Aturan Baru Atur Kuasa Pajak Wajib Sesuai Klasifikasi Izin

Kamis, 09 Juli 2026 | 11:31:58 WIB
Ilustrasi Kuasa Pajak, Sumber: pajakstartup.

JAKARTA – Pemerintah mempertegas batas kewenangan kuasa di bidang perpajakan melalui Peraturan Menteri Keuangan (PMK) Nomor 44 Tahun 2026. Dalam regulasi tersebut, setiap kuasa pajak diwajibkan menjalankan tugas sesuai dengan klasifikasi Izin Konsultan Pajak atau Surat Keterangan Terdaftar (SKT) yang dimilikinya.
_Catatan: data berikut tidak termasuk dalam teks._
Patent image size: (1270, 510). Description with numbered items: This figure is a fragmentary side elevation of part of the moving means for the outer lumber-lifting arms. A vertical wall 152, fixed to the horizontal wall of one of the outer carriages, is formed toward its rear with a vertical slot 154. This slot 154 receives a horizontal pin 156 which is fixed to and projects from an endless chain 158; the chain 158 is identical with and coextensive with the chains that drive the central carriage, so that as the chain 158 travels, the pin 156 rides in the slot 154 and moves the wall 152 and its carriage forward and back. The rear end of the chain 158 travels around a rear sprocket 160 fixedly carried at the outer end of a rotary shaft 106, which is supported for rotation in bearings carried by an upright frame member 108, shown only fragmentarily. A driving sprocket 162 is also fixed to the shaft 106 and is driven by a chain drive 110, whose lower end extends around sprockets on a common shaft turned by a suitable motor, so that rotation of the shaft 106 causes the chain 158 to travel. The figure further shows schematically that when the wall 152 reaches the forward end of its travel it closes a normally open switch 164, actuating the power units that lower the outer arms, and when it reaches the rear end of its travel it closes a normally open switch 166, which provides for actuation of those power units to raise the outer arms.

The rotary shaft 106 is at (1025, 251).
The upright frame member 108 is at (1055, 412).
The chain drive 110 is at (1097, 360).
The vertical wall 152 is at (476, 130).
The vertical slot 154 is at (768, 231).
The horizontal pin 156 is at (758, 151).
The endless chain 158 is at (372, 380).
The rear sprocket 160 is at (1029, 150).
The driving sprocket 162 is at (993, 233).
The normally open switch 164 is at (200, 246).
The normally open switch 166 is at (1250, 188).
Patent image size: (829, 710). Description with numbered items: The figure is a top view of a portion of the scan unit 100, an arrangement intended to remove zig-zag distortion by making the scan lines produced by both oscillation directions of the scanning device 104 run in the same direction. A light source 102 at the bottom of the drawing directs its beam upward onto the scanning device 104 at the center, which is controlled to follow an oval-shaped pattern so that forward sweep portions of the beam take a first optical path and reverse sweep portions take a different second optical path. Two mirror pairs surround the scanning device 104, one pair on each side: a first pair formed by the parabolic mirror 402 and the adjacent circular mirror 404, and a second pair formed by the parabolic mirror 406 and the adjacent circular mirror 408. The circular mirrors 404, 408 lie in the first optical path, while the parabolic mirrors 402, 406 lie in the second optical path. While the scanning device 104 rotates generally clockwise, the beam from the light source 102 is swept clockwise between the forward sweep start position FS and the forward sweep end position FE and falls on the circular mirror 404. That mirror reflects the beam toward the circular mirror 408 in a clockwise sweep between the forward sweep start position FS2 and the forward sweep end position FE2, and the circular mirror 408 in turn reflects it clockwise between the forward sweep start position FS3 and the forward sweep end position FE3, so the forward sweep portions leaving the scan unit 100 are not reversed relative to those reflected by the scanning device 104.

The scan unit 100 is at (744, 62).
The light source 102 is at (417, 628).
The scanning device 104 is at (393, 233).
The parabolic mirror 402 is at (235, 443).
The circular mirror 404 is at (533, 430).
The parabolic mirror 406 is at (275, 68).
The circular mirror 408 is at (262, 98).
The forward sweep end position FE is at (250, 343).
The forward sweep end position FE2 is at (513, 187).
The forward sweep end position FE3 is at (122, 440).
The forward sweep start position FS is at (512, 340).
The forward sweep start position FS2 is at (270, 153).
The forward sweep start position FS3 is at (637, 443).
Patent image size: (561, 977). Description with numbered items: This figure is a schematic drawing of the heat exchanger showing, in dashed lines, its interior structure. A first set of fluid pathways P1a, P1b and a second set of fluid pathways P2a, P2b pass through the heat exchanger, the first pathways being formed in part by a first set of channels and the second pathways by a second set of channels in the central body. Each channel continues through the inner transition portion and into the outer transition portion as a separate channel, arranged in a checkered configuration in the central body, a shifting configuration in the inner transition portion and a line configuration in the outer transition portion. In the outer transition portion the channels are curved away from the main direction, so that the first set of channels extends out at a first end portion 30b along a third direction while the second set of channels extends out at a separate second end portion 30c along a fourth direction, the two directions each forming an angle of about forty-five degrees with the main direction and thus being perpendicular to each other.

Langkah ini diambil untuk memastikan bahwa seluruh kuasa hanya bertindak berdasarkan kompetensi serta legalitas resmi. Ketentuan mengenai kewajiban tersebut secara spesifik telah tercantum dalam Pasal 9 PMK 44 Tahun 2026.

Kuasa perpajakan diharuskan menjaga integritas, profesionalisme, serta melindungi kerahasiaan data wajib pajak. Di samping itu, pemenuhan hak dan kewajiban perpajakan harus tetap selaras dengan klasifikasi SKT atau Izin Konsultan Pajak yang dipegang.

Hal ini berarti Konsultan Pajak atau pemegang SKT dilarang keras beroperasi di luar batas ruang lingkup kewenangan resmi mereka. Pemerintah menekankan bahwa Surat Kuasa Khusus dari wajib pajak saja tidak cukup, karena legalitas tindakan tetap terikat pada klasifikasi izin.

Kebijakan ini diterapkan sebagai strategi pemerintah dalam memacu profesionalisme pada pelaksanaan kuasa perpajakan. Pembatasan yang mengacu pada klasifikasi izin ini diharapkan mampu menjaga mutu pendampingan kepada wajib pajak agar tetap kompeten.

PMK 44 Tahun 2026 juga mewajibkan setiap kuasa untuk selalu patuh pada regulasi perundang-undangan perpajakan yang berlaku. Mereka dituntut menjunjung tinggi martabat, kehormatan, etika profesi, sekaligus menjaga kerahasiaan informasi wajib pajak.

Lebih lanjut, pemerintah melarang keras pihak kuasa untuk menghambat jalannya penegakan aturan perpajakan, termasuk saat pemeriksaan. Sanksi tegas sesuai hukum yang berlaku siap dijatuhkan jika kuasa terbukti melanggar kewajiban atau bertindak menyimpang dari PMK 44 Tahun 2026.